Несколько минут он был влюблен в госпитале. Несколько минут, зато сильно. Он лежал на операционном столе, толстый, лысый хирург искал в ноге Федора перебитый нерв. Ему подавала инструмент сестра — капризно припухшая верхняя губа, изумленные серые глаза. Федор ее заметил еще до операции. Сшивали нерв, боль пронзала от пяток до макушки все тело, во рту стоял горький вкус, лоб покрывался потом, время от времени сестра утирала его лицо концом простыни. Хирург, плешивый грубиян, поминутно кричал на девушку: «Не то! Что вы подаете! Я вас просил щипцы, вы мне еще подсуньте столовую вилку!» Федор ненавидел хирурга, оскорблялся за девушку, радовался, что она видит, какой он мужественный, — больно, но не издает ни звука. Он не простонал даже тогда, когда на распухшую, как бревно, ногу накладывали швы — тринадцать швов, а анестезия кончила свою силу, шили по живому, сквозь мясо продергивали нитки. Сестра концом простыни вытирала ему потное лицо, и где-то вверху плавали ее изумленно распахнутые глаза. Хирург скупо похвалил: «Терпеливый парень попался…» Он это произнес при девушке, и Федор простил ему хамоватость.
Женщину из деревни Волчок Федор не любил вспоминать. Ей было под сорок, она по-бабьи пожалела белобрысого старшего сержанта-постояльца, терпеливо сносила его неопытность в постели. Он даже не помнит ее лица, только осталось — от уставших глаз отходили морщины да ладони ее были жестки и шершавы, как изношенные подметки.
Эта ни на одну из тех, с кем сталкивался, не похожа. Но все равно, где-то видел…
Озабоченный Штука подошел к Федору:
— Ну, с богом, начнем помаленьку. Тащи вещи в ту комнату. Барышня, мы вас потревожим.
Она захлопнула книжку, проворно встала. Была она высока, по-девчоночьи худа, казалась плоской, какой-то бестелесной, как неприкаянные души обманутых девушек в иллюстрациях к старым романам с привидениями.

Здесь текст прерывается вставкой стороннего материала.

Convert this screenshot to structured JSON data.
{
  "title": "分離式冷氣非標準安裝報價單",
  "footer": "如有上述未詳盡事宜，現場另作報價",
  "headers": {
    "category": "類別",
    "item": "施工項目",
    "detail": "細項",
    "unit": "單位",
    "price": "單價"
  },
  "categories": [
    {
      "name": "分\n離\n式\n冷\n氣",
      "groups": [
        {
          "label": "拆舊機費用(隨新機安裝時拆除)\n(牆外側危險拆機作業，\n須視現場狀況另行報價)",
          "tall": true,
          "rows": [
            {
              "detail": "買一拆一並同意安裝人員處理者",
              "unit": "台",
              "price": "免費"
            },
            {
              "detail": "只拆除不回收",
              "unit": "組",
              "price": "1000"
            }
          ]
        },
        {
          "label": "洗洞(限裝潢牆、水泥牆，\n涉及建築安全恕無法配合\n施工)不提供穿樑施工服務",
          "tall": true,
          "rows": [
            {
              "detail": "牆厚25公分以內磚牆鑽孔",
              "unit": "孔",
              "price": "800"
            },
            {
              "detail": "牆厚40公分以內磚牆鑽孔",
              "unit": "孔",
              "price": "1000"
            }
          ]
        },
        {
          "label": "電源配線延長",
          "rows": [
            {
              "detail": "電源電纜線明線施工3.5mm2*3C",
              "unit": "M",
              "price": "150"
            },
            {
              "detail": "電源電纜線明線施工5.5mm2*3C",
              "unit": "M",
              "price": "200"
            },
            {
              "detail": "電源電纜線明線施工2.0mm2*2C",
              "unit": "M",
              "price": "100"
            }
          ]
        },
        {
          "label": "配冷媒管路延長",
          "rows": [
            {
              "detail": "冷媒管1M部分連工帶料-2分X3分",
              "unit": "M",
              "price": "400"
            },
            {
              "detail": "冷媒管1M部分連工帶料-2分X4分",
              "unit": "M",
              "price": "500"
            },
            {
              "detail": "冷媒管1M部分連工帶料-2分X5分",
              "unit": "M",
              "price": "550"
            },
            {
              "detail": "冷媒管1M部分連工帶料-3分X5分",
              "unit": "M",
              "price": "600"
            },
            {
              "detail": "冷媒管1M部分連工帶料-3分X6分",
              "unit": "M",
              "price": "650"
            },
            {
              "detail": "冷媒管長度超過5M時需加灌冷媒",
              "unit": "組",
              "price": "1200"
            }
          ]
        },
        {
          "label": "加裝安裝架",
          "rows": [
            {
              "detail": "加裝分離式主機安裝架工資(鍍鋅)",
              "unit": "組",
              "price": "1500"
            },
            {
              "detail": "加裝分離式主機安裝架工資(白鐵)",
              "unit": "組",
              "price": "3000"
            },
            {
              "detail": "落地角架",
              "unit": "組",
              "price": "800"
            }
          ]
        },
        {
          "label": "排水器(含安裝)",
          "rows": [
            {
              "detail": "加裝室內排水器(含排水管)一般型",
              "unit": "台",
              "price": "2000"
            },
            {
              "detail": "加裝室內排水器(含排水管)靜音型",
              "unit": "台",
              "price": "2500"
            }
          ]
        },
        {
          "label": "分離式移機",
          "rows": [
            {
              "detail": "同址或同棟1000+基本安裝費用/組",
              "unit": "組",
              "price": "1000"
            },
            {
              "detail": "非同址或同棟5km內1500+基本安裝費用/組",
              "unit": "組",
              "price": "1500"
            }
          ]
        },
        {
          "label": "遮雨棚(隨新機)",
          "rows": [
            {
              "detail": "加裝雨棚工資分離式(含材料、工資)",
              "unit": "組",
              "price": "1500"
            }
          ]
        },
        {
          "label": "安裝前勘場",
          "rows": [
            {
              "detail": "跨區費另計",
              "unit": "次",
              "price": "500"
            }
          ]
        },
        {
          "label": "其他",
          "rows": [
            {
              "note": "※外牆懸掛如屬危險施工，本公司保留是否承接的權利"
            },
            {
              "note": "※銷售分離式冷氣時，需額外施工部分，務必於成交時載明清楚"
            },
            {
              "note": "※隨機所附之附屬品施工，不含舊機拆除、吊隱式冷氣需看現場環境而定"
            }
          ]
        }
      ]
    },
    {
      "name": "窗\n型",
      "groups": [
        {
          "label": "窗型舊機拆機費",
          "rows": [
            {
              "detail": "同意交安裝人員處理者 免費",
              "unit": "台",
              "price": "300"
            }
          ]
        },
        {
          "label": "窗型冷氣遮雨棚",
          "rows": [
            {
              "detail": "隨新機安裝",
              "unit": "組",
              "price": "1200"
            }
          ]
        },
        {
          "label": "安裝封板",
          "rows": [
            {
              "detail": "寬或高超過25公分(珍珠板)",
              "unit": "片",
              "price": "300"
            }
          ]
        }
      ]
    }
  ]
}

Маленькая точеная голова горделиво посажена на длинную шею. Шея — певучий изгиб, из тех, что поэты от бессилия сравнивают с лебединой. Мелкий подбородок, припухшие губы, в уголках губ намеком складочки…
И Федора ударило: так вот на кого она похожа — на Нефертити!
Она не обратила внимания на него, почитателя в загвазданной гимнастерке, в продранных на коленях брюках (единственных, других нет!). Проплыла мимо, не снизошла, по-царски.
— Ну, чего рот раскрыл! Берись! — прикрикнул Штука.
Они вдвоем подняли тяжелое кресло и понесли его вслед за юной царицей.
Белили потолок в первой комнате. Штука водил удочкой, Федор качал опрыскиватель. Пол, подоконник, тяжелый шкаф, который до поры до времени решили не шевелить, застланы старыми газетами. Пресновато-известковый запах разведенного мела; кажется, сам воздух мутен от побелки. А Матвей Иванович Штука поскрипывает среди грязи начищенными сапожками, и, если на сапоги капает капля побелки, Штука преспокойно прерывает работу, вынимает из кармана замызганного халата чистую тряпочку, снимает белую кляксу. Ни на минуту не смолкает его назидательный тенорок:
— Вот говорят — маляр. Маляр да сапожник — что цыган да барышник, одна компания. Сапожник пьет в стельку, маляр — в лоск. Вы вот, художники-мазилки, жучки охристые, поди, туда же — маляр для вас вроде сатаны. Знаем. Это от темноты, не учат вас разбираться, что к чему. Маляр как солнышко — где ни показался, там весело…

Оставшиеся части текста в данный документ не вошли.